Her milletin, yolunu kaybetmemek üzere tutunduğu tarihi değerleri vardır. “Geçmişte yaşanmış ama geçmemiş” hatta çağ kapatıp çağ açmış bir fethin, yenilmemek için yenilenmeye mutlak vurgusu da son derece önemlidir. Kendi iç yenilenmesini sürekli başarmış bir partinin de kurucusu olan bir Cumhurbaşkanının proaktif pek çok yöne vurgu yapan bir fethi bu denli önemsemesi, fethin çok katmanlı başarısının, kendi çok katmanlı hedeflerine istikamet vermesi cihetiyledir. Başkanlık ve yeni anayasa tartışmalarının ortasındaki Türkiye’nin kararlılıklarına vurgu yapması da ayrıca önemlidir.

Çatışan değil birleştiren

Ayrıca fethin bu katmanlı sosyolojik okumasının 2023, 2071 hedefleri bakımından ne ifade ettiği de çok net ifade edildi.
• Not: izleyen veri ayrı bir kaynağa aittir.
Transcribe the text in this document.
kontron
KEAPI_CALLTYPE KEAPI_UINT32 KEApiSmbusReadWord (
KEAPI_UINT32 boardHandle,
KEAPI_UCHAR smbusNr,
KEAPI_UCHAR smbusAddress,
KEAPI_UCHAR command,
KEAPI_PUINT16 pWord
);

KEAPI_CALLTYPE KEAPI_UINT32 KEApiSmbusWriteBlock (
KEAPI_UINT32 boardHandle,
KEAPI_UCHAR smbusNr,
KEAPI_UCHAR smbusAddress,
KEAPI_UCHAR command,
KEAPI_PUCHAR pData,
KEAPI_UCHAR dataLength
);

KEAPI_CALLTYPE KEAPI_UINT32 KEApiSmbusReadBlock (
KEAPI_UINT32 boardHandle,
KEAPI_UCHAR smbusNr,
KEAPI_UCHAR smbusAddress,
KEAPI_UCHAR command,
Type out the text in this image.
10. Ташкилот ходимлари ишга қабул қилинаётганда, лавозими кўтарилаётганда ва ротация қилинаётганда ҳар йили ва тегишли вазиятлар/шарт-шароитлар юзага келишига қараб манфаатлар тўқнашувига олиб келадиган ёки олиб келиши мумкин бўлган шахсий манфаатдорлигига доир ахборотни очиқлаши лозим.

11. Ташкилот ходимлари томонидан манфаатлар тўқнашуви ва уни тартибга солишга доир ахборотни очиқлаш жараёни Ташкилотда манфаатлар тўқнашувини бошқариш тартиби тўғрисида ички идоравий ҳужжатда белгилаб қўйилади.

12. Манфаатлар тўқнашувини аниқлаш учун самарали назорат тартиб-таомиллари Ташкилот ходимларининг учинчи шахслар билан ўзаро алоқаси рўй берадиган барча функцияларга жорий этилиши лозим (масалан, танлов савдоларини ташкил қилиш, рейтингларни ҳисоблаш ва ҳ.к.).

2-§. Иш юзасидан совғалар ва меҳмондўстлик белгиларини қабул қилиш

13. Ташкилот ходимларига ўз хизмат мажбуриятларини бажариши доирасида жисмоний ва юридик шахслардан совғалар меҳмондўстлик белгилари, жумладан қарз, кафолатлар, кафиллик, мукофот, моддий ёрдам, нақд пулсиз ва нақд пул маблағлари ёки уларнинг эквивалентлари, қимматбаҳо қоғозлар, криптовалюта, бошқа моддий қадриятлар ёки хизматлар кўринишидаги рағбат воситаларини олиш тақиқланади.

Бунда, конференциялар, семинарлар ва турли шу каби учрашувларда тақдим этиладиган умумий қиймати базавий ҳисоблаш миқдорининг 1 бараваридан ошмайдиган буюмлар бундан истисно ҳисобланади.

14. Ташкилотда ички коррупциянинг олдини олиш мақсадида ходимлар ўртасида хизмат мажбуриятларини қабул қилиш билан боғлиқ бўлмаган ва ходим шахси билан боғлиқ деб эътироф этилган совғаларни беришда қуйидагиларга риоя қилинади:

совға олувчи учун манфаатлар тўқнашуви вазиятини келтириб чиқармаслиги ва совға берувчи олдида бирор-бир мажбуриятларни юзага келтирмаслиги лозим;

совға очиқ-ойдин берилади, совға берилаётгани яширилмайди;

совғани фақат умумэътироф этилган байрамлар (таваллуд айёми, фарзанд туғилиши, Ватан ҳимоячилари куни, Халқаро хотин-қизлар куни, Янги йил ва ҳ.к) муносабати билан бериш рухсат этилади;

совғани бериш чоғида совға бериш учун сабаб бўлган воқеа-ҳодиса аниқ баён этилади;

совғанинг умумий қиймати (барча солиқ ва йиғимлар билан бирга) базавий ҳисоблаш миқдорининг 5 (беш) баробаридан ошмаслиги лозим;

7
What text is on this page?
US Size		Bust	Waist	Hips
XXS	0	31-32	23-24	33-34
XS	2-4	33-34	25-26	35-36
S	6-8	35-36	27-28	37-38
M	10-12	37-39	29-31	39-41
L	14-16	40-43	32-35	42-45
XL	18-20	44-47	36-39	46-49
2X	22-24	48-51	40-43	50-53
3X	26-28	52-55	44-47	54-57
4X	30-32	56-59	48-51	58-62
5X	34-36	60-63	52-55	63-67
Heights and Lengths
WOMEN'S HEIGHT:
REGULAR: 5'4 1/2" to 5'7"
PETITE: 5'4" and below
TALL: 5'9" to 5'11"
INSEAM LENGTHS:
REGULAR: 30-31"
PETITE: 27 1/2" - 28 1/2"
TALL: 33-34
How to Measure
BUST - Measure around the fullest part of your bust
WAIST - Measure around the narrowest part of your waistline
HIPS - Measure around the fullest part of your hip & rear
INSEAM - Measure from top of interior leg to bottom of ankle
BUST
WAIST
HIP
Bu ‘tarihten referans alma’nın en anlamlı yanı ise şudur: Yakın tarihimizdeki diğerleri gibi îcad edilmemiş olması, kahramanlarının zaferini öne çıkarması yanında, iktidardakilerle milletin ortak talebini ortaya koyması. Bu sebeple, referans noktası olarak alınan bu değerler, çatıştıran değil birleştiren bir fonksiyon üretmektedir.

Dolayısıyla bu referans noktaları, onları öne çıkaran liderin toplumsal yansımasını da köklü hâle getiriyor. Hedeflerini ise daha da berraklaştırıyor.